После войны, Манфред фон Шредер, офицер из свиты Гитлера, вспоминал: «Когда договор был подписан, Гитлер вбежал в свою приемную и воскликнул: «Дети! Сегодня я стал величайшим немцем в истории Германии!» Потом был устроен победный вечер с шампанским. Забросив ноги на ручку кресла, Гитлер пил минеральную воду и диктовал адъютантам послания к чехословацкому народу и германской армии. Я смотрел на него и думал: вот такие бывают гении!»
Да, все это было зловещим театром. После одного из удачных внешнеполитических трюков Гитлер назвал себя «величайшим актером Европы».
Магия театра сочеталась с магией кино. Гитлер высоко ценил документальные фильмы Лени Рифеншталь. Без назойливого пропагандистского текста они создавали нужный образ. Самые эффектные кадры создавались из огней ночных празднеств. Подсвеченный прожекторами, дым костров был очень эффектен… Дыму действительно напускалось много.
Два партийных съезда и Берлинская Олимпиада 1936 года были сняты блестяще. Германия предстала перед народами земли молодой, верной фюреру, могучей. И — миролюбивой…
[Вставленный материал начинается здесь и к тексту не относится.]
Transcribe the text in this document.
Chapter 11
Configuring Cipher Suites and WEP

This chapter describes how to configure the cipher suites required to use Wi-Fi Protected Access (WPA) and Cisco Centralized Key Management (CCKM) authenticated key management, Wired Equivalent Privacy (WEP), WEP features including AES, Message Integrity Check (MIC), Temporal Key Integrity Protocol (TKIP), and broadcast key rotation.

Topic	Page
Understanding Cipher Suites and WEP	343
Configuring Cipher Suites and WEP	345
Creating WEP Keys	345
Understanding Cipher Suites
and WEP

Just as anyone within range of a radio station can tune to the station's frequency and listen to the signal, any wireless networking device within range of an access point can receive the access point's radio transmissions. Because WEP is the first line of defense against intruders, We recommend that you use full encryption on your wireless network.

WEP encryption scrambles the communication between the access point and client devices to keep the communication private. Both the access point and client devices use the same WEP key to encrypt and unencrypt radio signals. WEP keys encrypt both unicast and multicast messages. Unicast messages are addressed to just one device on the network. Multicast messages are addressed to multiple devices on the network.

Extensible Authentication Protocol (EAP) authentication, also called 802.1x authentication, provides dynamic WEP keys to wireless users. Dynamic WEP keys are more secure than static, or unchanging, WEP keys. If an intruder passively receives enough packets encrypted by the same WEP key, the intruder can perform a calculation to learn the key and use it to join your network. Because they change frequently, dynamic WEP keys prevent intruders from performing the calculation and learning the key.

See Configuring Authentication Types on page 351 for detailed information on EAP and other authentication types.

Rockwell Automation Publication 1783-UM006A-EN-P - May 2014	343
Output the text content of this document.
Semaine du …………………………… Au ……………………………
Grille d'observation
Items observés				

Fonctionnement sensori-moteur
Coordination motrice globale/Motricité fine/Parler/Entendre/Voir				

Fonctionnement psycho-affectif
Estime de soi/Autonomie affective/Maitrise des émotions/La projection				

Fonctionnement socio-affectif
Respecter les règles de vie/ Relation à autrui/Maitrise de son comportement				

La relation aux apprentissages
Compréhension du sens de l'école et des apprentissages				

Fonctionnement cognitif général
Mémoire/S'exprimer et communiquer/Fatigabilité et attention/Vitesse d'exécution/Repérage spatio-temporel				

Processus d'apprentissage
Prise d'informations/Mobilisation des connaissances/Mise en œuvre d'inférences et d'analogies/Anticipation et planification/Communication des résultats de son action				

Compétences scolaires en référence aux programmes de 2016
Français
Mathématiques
Уже тогда людей умело погружали в виртуальный мир. И им казалось, что реально существует только то, о чем говорят… Или то, что показывают на экране. Как будто сам ход событий зависел от того, в чьих руках находится съемочная камера…
Вот бойцы трудового фронта маршируют с лопатами на плечах.
Вот белокурый атлет входит в круг. Налитые мышцы, стройный торс. Толкает ядро. Как летит снаряд!
Но взорвался он в далекой России… Через считаные годы другие режиссеры снимут другие кадры. Вот бульдозер закапывает трупы истощенных людей. Мускулистая Германия словно выпила из них все соки. Комья земли покрывают скелеты, обтянутые кожей… Лопаты давно уже превратились в штыки. А олимпийское пламя вырвалось из стволов огнеметов.
…Теперь на грандиозном поле «Цеппелин», где Лени Рифеншталь снимала партийные парады, пусто. Мускулистые тела превратились в тлен. Романтические порывы привели в бездну… Поняла ли она, что режиссером ее фильмов был кто-то другой?
Виннету на Восточном фронте
Однажды, еще в годы юности, Гитлер подарил своему другу Августу Кубичеку в день рождения дом в стиле Ренессанса. Этот особняк был из мира его мечтаний. Кубичек вспоминал, что Гитлер «не видел разницы, говоря о чем-то готовом или о том, что еще только планировал». Куплен лотерейный билет — и вот он уже на какое-то время переселяется в ирреальный мир и проживает там на третьем этаже барского дома… с видом на другой берег Дуная. До тиража остаются еще недели, а он уже подбирает обстановку, ищет мебель и обивку, рисует образцы и разворачивает перед другом планы своей жизни в гордом одиночестве и щедрой любви к искусству, такой жизни, которая должна будет опекаться «немолодой, уже немного поседевшей, но необыкновенно благородной дамой», и он уже видит, как она «на празднично освещенной лестнице» встречает гостей, «принадлежащих к одухотворенному, избранному кругу друзей» [46].
Фантазия Гитлера словно пробивала все покровы реальности. Как индейская стрела, прилетевшая в наш мир из романа столь любимого Гитлером Карла Мая. Кстати, перед этим фантазером, который ни разу не бывал в Америке, но писал про индейцев и про их друга по прозвищу Верная Рука, фюрер преклонялся всю жизнь. Еще в детстве он был так поражен мужеством вождя апачей Виннету, что перестал кричать во время порки. Укрепившись у власти и немного успокоившись, этот друг индейцев первым делом перечитал все семьдесят томов плодовитого автора. Пусть это было бы лишь личным литературным вкусом Гитлера, но «перед войной с Советским Союзом он обязал своих генералов прочитать эти книги. В 1943 году он приказал отпечатать для фронта 300 тысяч экземпляров романа про Виннету. Шпеер рассказывал, что фюрер увидел в индейском вожде «образцовый пример руководителя военной кампании и благородного человека». В кульминационный момент войны Гитлер говорил, что романы Карла Мая открыли ему глаза на мир.